二人で並んで昼間の璃月を歩いていると、隣にいた甘雨がそういえば、と話しかけてくる。
「璃月の街中に結構ワンちゃんいるじゃないですか。名前をつけて呼んでるんですけど、違う名前で呼んでも反応するワンちゃんがいるんです、それがとっても不思議だなって」
「へぇ…犬ってすごいんだなぁ。まぁとりあえず何か呼ばれたから反応している、みたいなこともあるかもしれないけど」
犬と戯れる甘雨を妄想しながら歩いていると、犬が二匹僕たちの方に近寄ってくる。
甘雨はその場に座り込んで、犬と戯れ始める。
「苦雪、今日はお友達を連れてきたのですか?」
直前まで妄想していたシーンが目の前で繰り広げられ、思わず僕はにやついてしまう。
「あれ、あなたもワンちゃんが好きなんですか?可愛いですよね、ワンちゃん…」
犬に癒されて笑っていると勘違いしたのか、あなたも撫でてみては、と彼女が言ってくる。

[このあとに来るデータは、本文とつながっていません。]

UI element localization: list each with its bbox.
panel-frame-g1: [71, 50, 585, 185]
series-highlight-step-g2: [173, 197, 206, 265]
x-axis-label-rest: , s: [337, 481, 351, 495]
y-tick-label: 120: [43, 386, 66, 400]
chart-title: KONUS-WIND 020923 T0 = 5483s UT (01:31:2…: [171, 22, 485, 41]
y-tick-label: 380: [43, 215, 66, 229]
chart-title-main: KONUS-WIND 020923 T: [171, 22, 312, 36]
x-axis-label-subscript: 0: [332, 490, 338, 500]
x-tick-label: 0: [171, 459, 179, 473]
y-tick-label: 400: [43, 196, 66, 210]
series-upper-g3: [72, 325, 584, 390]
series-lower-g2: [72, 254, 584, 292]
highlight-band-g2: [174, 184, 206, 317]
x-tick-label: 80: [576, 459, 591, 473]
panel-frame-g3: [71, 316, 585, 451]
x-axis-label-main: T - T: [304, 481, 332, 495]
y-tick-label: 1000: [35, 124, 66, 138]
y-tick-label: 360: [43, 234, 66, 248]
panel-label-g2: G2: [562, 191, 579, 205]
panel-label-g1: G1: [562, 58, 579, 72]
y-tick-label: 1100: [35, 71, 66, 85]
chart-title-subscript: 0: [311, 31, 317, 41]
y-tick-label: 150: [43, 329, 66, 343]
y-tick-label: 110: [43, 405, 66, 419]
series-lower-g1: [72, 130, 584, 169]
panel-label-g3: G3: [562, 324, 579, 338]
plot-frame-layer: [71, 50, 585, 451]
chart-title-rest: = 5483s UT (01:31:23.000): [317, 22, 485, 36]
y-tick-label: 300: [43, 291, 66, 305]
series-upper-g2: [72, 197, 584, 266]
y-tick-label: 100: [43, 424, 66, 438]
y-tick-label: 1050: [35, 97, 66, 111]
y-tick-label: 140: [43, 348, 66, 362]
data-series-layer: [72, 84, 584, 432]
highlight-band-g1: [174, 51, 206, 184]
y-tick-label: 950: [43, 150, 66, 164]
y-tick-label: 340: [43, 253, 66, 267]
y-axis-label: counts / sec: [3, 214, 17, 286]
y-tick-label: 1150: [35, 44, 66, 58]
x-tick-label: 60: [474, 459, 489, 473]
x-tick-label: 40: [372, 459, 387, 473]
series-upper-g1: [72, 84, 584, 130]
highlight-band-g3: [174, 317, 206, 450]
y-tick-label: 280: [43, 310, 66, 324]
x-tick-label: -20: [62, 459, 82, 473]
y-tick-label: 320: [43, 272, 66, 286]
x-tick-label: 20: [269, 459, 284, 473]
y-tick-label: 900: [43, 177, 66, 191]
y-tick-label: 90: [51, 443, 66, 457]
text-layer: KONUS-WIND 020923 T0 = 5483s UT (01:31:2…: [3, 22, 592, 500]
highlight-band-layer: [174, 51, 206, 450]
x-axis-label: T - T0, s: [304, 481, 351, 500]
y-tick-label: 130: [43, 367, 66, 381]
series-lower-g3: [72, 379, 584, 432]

とはいえ、動物が好きなことに変わりはないので二人で犬をしばらく愛で続けたのだった。
「思ったより時間をとっちゃったな」
「ごめんなさい、ワンちゃんが可愛くてつい」
予定より押してしまったが、引き続き買い出しを続ける。とはいえ、僕の前で見せるデレっとした声とはまた違う甘い声が聞けたので割と満足はしていた。
「ぼくが一人で歩いててもあんなに犬が近づいて来ないんだけどなぁ」
「まぁ、そこはほら、色々ありますから…」
まぁいいけど、と一言こぼし、食材をチョイスする。
その後は何事もなく帰宅した僕たちは家の中でのんびりとした時間を過ごす。
「あの、少しだけ甘えてもいいですか?」
ソファでくつろいでいる僕の隣に、甘雨が腰掛けてくる。
「もちろん、でも珍しいね、何かあったの?」
「いえ、そう言うわけではないんですけど…今日くらいはわがまま言えるかなって思いまして…」
恥ずかしそうに甘雨が僕の腕にくっついてくる。ふわりと甘雨の香りがして、心拍数が上がる。
「いつでも甘えていいのに…」
「誕生日っていう理由がないと、恥ずかしいので…」
そこで話が途切れ、腕に彼女の温もりを感じながら幸せなひと時を過ごす。
やはり、彼女と過ごすほのぼのとした時間ほど幸せなものはないと思う。